Seattle Seahawks quarterback Russell Wilson, Seattle Storm legend Sue Bird and American football superstar Megan Rapinoe jointly hosted the ceremony, all wearing “Black Lives Matter” jerseys, and began the cold broadcast. with a call for unity against racial injustice. The video started with Wilson listing iconic and prominent black athletes like Jackie Robinson, Muhammad Ali, and Serena Williams, describing their impact on sports and their efforts to create social change.
Then the scene shifted to the aforementioned deaths of Floyd, Arbery, and Taylor, the names at the forefront of the protests you’re seeing right now.
“Our country’s work is not close to completion,” said Wilson. “We need justice. We need true leadership. We need a change. And we need it now. I look at my children and pray for a better future. A world where the color of their brown skin does not prevent them from their vocation, their purpose, their destiny. I pray for a world where I don’t have to fear for my children because of the systemic racism of hundreds of years of oppression. The only thing that must die is racism. Black lives matter.

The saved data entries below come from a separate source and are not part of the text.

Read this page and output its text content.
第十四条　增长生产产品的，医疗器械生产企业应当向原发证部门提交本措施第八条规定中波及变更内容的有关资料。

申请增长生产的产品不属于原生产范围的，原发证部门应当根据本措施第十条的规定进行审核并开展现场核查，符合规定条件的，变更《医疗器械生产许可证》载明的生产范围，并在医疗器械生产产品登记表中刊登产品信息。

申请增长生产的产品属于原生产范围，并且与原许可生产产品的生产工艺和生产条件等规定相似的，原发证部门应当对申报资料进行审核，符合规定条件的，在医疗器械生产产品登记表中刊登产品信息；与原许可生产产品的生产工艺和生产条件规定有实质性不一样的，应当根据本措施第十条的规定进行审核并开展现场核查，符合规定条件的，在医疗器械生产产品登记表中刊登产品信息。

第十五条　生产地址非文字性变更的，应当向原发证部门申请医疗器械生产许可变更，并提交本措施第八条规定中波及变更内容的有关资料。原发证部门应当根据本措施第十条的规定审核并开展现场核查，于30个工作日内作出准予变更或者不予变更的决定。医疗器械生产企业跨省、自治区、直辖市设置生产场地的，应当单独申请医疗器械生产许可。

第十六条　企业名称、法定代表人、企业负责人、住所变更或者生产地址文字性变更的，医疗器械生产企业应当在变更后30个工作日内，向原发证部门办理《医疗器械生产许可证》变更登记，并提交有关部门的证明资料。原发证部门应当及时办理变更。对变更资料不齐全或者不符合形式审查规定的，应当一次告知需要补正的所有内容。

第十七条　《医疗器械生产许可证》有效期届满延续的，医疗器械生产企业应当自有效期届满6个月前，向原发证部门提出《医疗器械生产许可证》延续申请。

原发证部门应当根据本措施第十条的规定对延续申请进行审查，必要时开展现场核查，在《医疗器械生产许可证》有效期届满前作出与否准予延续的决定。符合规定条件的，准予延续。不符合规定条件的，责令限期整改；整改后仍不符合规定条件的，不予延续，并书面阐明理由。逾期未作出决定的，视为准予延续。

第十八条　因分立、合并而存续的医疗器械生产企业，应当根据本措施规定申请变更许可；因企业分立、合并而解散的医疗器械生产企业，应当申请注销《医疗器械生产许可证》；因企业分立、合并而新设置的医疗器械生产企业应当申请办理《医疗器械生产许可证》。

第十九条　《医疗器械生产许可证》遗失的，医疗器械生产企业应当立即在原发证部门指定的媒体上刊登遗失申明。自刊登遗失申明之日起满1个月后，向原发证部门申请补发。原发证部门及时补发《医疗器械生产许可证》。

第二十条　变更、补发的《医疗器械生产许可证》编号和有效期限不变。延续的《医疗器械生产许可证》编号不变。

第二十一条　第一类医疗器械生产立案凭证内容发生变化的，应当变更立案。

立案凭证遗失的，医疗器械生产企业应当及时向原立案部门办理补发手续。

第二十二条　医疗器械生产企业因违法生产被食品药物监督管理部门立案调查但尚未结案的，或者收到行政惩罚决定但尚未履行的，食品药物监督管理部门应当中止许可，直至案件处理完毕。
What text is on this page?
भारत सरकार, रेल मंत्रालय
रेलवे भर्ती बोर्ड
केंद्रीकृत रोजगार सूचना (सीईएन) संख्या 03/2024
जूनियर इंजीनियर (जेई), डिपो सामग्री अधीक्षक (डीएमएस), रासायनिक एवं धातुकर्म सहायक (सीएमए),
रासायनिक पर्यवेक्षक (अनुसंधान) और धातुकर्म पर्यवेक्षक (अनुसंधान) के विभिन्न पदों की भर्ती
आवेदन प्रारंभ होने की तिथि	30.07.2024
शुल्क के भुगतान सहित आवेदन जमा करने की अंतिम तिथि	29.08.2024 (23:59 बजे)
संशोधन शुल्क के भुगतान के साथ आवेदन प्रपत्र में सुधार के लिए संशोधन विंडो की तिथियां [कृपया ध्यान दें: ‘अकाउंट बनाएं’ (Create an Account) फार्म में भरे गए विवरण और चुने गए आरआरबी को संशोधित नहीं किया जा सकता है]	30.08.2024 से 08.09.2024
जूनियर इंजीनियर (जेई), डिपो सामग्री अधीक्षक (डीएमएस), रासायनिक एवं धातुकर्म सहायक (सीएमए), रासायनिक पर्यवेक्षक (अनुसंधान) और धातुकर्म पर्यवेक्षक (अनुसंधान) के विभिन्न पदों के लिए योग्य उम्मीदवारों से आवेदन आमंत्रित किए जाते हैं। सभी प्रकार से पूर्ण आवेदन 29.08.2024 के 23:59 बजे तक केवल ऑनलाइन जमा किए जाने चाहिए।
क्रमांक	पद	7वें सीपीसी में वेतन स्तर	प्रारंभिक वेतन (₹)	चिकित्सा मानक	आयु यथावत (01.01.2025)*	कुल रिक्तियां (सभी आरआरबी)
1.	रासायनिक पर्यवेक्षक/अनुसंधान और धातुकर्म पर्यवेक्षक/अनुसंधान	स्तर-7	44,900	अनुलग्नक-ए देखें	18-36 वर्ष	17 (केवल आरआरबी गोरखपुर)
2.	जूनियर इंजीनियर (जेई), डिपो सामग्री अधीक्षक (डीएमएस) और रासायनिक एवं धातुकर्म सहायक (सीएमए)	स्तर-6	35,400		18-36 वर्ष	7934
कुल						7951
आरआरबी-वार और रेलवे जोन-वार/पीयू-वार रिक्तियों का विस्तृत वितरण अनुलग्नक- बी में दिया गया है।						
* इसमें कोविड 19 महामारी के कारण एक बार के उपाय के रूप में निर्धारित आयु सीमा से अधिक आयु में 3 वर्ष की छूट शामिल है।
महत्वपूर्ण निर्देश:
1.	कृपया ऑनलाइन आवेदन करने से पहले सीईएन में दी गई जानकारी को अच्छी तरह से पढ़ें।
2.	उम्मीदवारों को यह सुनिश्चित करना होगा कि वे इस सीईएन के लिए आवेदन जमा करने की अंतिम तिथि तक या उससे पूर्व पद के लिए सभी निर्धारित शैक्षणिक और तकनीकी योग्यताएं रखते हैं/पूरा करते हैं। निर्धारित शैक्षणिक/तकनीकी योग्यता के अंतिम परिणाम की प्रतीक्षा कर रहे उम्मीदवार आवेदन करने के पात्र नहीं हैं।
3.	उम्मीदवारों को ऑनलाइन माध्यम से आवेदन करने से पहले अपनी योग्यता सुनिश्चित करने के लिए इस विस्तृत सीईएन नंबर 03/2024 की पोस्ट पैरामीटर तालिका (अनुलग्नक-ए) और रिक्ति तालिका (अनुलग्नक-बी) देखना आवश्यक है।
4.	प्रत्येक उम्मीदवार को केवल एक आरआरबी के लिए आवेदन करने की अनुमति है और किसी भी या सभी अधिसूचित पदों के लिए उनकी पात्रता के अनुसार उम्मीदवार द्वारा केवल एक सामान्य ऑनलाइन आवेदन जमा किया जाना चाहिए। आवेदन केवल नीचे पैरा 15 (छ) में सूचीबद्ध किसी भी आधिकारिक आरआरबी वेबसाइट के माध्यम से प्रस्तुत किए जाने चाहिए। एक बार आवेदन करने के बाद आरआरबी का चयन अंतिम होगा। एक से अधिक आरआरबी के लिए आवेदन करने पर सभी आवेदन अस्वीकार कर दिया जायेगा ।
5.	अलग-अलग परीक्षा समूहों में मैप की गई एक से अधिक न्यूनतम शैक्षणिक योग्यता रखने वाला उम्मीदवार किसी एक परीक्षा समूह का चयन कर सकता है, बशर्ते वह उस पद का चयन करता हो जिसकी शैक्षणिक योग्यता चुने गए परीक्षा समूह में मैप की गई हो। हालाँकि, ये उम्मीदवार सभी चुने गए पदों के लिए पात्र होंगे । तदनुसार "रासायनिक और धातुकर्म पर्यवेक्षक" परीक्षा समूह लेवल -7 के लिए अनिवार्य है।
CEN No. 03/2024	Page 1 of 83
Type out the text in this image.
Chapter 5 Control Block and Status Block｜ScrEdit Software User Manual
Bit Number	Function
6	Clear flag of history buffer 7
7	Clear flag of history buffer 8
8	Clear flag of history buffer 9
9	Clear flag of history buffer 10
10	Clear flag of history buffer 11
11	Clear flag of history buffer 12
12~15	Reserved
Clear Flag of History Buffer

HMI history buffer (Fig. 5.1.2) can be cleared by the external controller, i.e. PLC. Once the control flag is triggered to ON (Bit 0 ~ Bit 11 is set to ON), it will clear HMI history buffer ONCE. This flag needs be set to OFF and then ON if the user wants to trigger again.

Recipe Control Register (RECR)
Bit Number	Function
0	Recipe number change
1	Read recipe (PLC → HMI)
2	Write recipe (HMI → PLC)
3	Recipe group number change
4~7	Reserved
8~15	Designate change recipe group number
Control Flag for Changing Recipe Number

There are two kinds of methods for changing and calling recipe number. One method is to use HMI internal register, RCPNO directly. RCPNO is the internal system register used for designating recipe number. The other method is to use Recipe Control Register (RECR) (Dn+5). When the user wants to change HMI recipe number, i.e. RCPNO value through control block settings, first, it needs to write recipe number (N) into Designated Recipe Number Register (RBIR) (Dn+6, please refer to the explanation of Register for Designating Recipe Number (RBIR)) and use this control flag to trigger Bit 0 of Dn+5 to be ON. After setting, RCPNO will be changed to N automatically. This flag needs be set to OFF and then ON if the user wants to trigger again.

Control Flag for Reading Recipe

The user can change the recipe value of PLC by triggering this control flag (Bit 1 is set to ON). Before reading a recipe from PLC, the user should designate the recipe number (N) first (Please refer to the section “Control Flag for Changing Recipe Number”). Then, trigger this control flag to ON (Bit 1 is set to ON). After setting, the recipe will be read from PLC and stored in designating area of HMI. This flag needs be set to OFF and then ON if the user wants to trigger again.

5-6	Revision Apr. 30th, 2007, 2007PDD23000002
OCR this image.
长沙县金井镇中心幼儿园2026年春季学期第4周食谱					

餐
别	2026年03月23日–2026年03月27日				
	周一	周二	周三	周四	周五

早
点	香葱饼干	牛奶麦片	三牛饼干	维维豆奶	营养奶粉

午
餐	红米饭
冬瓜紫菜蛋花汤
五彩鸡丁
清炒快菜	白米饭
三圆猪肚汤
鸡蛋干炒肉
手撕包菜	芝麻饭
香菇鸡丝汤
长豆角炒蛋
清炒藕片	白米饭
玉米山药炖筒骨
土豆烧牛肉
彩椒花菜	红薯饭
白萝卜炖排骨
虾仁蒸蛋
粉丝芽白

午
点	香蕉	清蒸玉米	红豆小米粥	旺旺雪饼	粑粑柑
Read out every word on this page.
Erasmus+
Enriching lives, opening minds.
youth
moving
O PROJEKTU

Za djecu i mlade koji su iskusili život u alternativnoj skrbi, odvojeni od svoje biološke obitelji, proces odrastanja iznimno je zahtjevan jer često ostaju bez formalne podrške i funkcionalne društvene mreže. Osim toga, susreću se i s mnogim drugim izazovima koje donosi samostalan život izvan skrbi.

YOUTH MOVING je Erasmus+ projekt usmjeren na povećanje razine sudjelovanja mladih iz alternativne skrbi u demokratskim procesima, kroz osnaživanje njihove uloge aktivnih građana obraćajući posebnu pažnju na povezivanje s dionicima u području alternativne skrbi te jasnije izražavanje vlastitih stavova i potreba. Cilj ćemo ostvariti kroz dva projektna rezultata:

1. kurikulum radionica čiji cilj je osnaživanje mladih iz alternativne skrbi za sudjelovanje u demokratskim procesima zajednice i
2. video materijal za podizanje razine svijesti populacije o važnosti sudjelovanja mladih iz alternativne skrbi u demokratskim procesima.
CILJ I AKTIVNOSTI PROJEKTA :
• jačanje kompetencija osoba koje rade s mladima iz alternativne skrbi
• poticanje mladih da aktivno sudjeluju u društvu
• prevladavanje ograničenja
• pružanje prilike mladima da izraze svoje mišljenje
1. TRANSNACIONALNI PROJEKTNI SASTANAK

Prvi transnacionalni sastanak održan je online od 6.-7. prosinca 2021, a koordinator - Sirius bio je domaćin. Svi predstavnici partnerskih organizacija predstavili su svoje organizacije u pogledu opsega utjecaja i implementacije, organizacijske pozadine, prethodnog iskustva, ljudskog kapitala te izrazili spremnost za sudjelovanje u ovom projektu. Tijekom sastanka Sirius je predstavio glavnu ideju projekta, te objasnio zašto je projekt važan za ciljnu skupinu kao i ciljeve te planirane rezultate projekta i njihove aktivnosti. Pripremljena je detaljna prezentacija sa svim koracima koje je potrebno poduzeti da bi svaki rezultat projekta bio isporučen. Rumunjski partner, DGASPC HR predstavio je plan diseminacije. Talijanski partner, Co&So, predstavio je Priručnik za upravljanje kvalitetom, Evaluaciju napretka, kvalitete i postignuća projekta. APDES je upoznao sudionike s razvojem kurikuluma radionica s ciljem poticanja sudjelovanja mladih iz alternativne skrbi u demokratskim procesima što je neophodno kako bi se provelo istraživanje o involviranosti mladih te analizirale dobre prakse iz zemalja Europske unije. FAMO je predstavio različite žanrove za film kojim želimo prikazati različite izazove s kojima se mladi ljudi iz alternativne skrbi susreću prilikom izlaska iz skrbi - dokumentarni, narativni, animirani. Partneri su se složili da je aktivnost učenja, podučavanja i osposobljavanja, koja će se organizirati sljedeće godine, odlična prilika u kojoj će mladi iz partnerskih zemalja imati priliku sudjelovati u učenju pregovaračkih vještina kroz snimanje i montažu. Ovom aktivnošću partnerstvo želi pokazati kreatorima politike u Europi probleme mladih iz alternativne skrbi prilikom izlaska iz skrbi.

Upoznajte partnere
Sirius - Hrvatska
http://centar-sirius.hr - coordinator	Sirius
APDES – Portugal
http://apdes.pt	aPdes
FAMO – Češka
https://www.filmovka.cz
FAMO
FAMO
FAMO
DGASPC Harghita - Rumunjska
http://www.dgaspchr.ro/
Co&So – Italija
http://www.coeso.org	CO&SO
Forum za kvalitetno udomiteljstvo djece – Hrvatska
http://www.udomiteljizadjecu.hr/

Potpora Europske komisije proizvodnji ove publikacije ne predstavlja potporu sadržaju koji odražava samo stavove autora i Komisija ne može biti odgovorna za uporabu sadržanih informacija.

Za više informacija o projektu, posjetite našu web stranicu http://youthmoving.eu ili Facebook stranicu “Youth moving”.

“So where do we go from here? As millions of people of all colors protest, I see a world of pain, grief and despair. But I am also a new generation. A generation that calls the desperate need for lasting change. To my white colleagues and friends: we also need you to lead. Don’t just listen. Help. “
Next up was Rapinoe, who memorably knelt during the national anthem in solidarity with Colin Kaepernick in 2016. US Soccer banned the act of kneeling during the anthem before revoking it earlier this month amid protests.
“It is important that we keep this dialogue and this energy alive,” Rapinoe said. “Because for centuries, there have been struggles for justice and equality in this country, led by black people.
“This move is no different, but as white people, this is the breaking point. This time, we have to support them. “
Finally it was Bird, who admitted that he “used to shy away” from these issues, but that is no longer the case.
Trust us, we know that sports are important. That is why we are gathered here tonight, ”Bird said. But do black lives matter to you when they’re not throwing touchdowns, catching rebounds, serving aces? If that was awkward to listen to, fine. He used to shy away from moments like this, because it is convenient to be calm, to be considered safe and polite. “
You can see the full video at the top of the page.